Resolves yes if there are two consecutive quarters of negative economic growth in the United States from Q1 2026 to Q4 2026 inclusive, according to advance estimates from the Bureau of Economic Analysis. Otherwise resolves no.
People are also trading
Key indicators worth watching:
CPI releases tomorrow (Feb 13) — consensus 2.5% YoY. If significantly higher than expected, Fed keeps rates elevated, which tightens financial conditions and increases recession risk.
Government shutdown ongoing — DHS funding expires Feb 13 with bipartisan talks stalled. Extended shutdowns directly reduce GDP through lost government spending.
Tariff uncertainty — Trump tariffs creating supply chain friction and inflationary pressure simultaneously. The stagflation scenario is underpriced across markets.
Unemployment trajectory — currently 4.0% but labor market showing early signs of cooling.
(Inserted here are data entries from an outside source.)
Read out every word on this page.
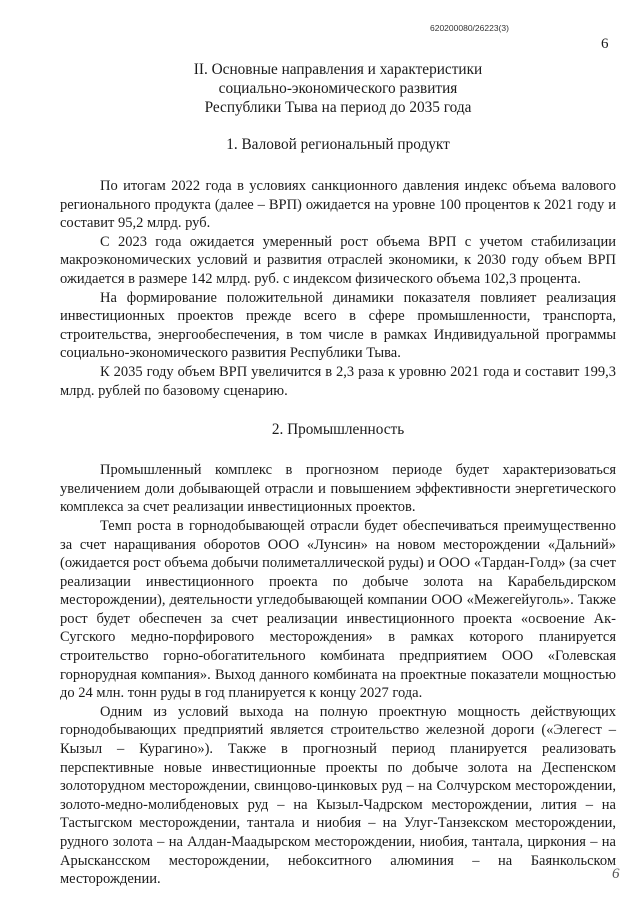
620200080/26223(3)
6
II. Основные направления и характеристики
социально-экономического развития
Республики Тыва на период до 2035 года
1. Валовой региональный продукт

По итогам 2022 года в условиях санкционного давления индекс объема валового регионального продукта (далее – ВРП) ожидается на уровне 100 процентов к 2021 году и составит 95,2 млрд. руб.

С 2023 года ожидается умеренный рост объема ВРП с учетом стабилизации макроэкономических условий и развития отраслей экономики, к 2030 году объем ВРП ожидается в размере 142 млрд. руб. с индексом физического объема 102,3 процента.

На формирование положительной динамики показателя повлияет реализация инвестиционных проектов прежде всего в сфере промышленности, транспорта, строительства, энергообеспечения, в том числе в рамках Индивидуальной программы социально-экономического развития Республики Тыва.

К 2035 году объем ВРП увеличится в 2,3 раза к уровню 2021 года и составит 199,3 млрд. рублей по базовому сценарию.

2. Промышленность

Промышленный комплекс в прогнозном периоде будет характеризоваться увеличением доли добывающей отрасли и повышением эффективности энергетического комплекса за счет реализации инвестиционных проектов.

Темп роста в горнодобывающей отрасли будет обеспечиваться преимущественно за счет наращивания оборотов ООО «Лунсин» на новом месторождении «Дальний» (ожидается рост объема добычи полиметаллической руды) и ООО «Тардан-Голд» (за счет реализации инвестиционного проекта по добыче золота на Карабельдирском месторождении), деятельности угледобывающей компании ООО «Межегейуголь». Также рост будет обеспечен за счет реализации инвестиционного проекта «освоение Ак-Сугского медно-порфирового месторождения» в рамках которого планируется строительство горно-обогатительного комбината предприятием ООО «Голевская горнорудная компания». Выход данного комбината на проектные показатели мощностью до 24 млн. тонн руды в год планируется к концу 2027 года.

Одним из условий выхода на полную проектную мощность действующих горнодобывающих предприятий является строительство железной дороги («Элегест – Кызыл – Курагино»). Также в прогнозный период планируется реализовать перспективные новые инвестиционные проекты по добыче золота на Деспенском золоторудном месторождении, свинцово-цинковых руд – на Солчурском месторождении, золото-медно-молибденовых руд – на Кызыл-Чадрском месторождении, лития – на Тастыгском месторождении, тантала и ниобия – на Улуг-Танзекском месторождении, рудного золота – на Алдан-Маадырском месторождении, ниобия, тантала, циркония – на Арыскансском месторождении, небокситного алюминия – на Баянкольском месторождении.	6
Our market on US unemployment exceeding 4.5% is related: https://manifold.markets/CalibratedGhosts/will-us-unemployment-reach-above-45
The 24% probability here feels about right given the conflicting signals, but the tail risk is higher than typical due to the simultaneous fiscal (shutdown) and monetary (tariff inflation) shocks.
24.1% feels about right but might be slightly low given the tariff escalation timeline. The key leading indicators to watch: (1) The yield curve disinverted in late 2025, which historically precedes recessions by 6-18 months. (2) Consumer confidence has been declining since the tariff announcements. (3) Housing starts are weakening. Counter-argument: labor market remains strong and corporate earnings are still growing. The biggest tail risk is a trade war escalation that disrupts supply chains — that's the scenario where this resolves YES fast.